Thursday, December 6, 2012

The Pile...

Every year, my family "complains" that I buy them too many gifts for xmas.  That I spend too much money on them.

I've never really understood this, and always assumed that it came from some humble sense of insecurity they felt toward their own gifts-to-give that year.  (Which is ridiculous, of course; I have never felt anything other than overwhelmed by the volume of what we receive from them every year.)

Today, my father emailed me, and asked me, again, as he does every year, to be "modest" in my gift giving this year.  Then he said, "we know your heart is in the right place..."  Which, to me, implies that, however well-intentioned, he thinks I am doing something wrong.  When I confronted him about this, he replied:

Your heart is in the right place – you give…give…then give some more.  That’s what I mean…not wrong, just not necessary for those of us that love you and feel loved by you.  You are the most generous of us all.  Not just with your treasure Michael.  Please don’t be defensive…I love you dearly.

Dad...

I am not generous.  And this is not a sacrifice.

Every Christmas morning as a child, I remember I would come downstairs to find a pile of presents waiting for me, stacked up higher than I was tall.  That pile literally dwarfed me.  Year after year after year.

You held down two to three jobs at a time and went to school in order to provide me with that enormous pile of beautiful junk.  (Because, of course, the contents of the pile didn't matter half so much as the experience of the pile itself.)  You took out loans and lines of credit every year to afford it.  You worked hard, and you sacrificed, and you went into debt in order to give me that humungous mound of christmas treasure.

THAT is generous.  THAT is sacrifice.

I can't give anyone else that experience.  I can't even come close.  But I can try, at least.  I can do my best to give them just a fraction of that feeling of excitement and amazement that I got to grow up with.  Because that's what Christmas is to me.
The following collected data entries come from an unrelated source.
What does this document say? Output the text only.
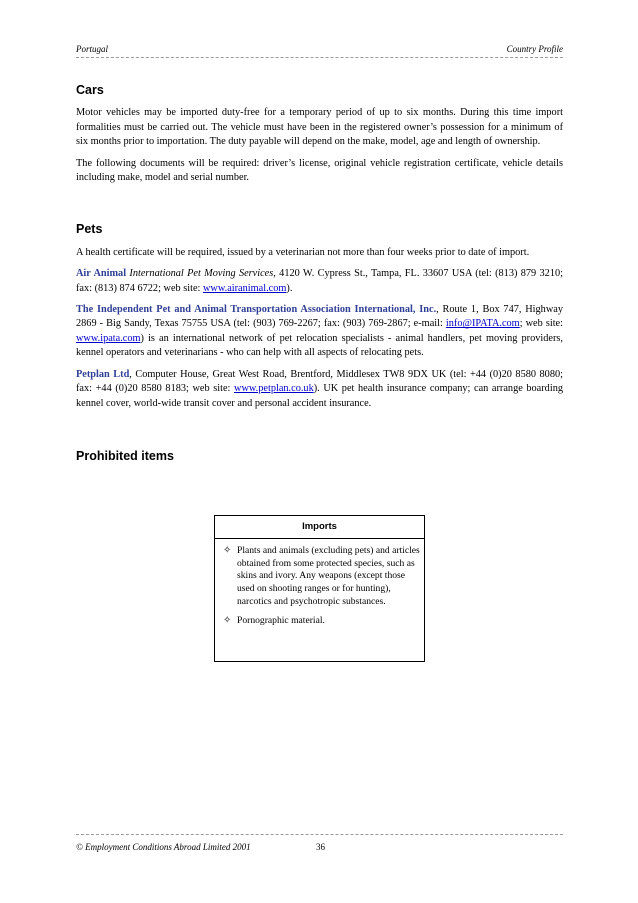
Portugal	Country Profile
Cars

Motor vehicles may be imported duty-free for a temporary period of up to six months. During this time import formalities must be carried out. The vehicle must have been in the registered owner’s possession for a minimum of six months prior to importation. The duty payable will depend on the make, model, age and length of ownership.

The following documents will be required: driver’s license, original vehicle registration certificate, vehicle details including make, model and serial number.

Pets

A health certificate will be required, issued by a veterinarian not more than four weeks prior to date of import.

Air Animal International Pet Moving Services, 4120 W. Cypress St., Tampa, FL. 33607 USA (tel: (813) 879 3210; fax: (813) 874 6722; web site: www.airanimal.com).

The Independent Pet and Animal Transportation Association International, Inc., Route 1, Box 747, Highway 2869 - Big Sandy, Texas 75755 USA (tel: (903) 769-2267; fax: (903) 769-2867; e-mail: info@IPATA.com; web site: www.ipata.com) is an international network of pet relocation specialists - animal handlers, pet moving providers, kennel operators and veterinarians - who can help with all aspects of relocating pets.

Petplan Ltd, Computer House, Great West Road, Brentford, Middlesex TW8 9DX UK (tel: +44 (0)20 8580 8080; fax: +44 (0)20 8580 8183; web site: www.petplan.co.uk). UK pet health insurance company; can arrange boarding kennel cover, world-wide transit cover and personal accident insurance.

Prohibited items
Imports
✧ Plants and animals (excluding pets) and articles obtained from some protected species, such as skins and ivory. Any weapons (except those used on shooting ranges or for hunting), narcotics and psychotropic substances.
✧ Pornographic material.
© Employment Conditions Abroad Limited 2001	36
Every year, I hold back, and only get half of what I want to get, or less.  I have never hurt myself financially, or gone into debt of any kind to buy gifts for my family or my friends.  I always have money left over to put away after I'm done my xmas shopping for the year.  I have never sacrificed to do this.  At least, nothing more than my time.

So, please don't think I'm being generous.  I'm only a pale mimicry of the generosity you raised me with.


ps - And I know it isn't necessary.  "Necessary" isn't the point.  If it was necessary, it wouldn't mean anything.  It is by the very fact of its un-neccesity that it is transubstantiated from a consumerist product, into a treasure that reads, "This is what you mean to me.  I Love you."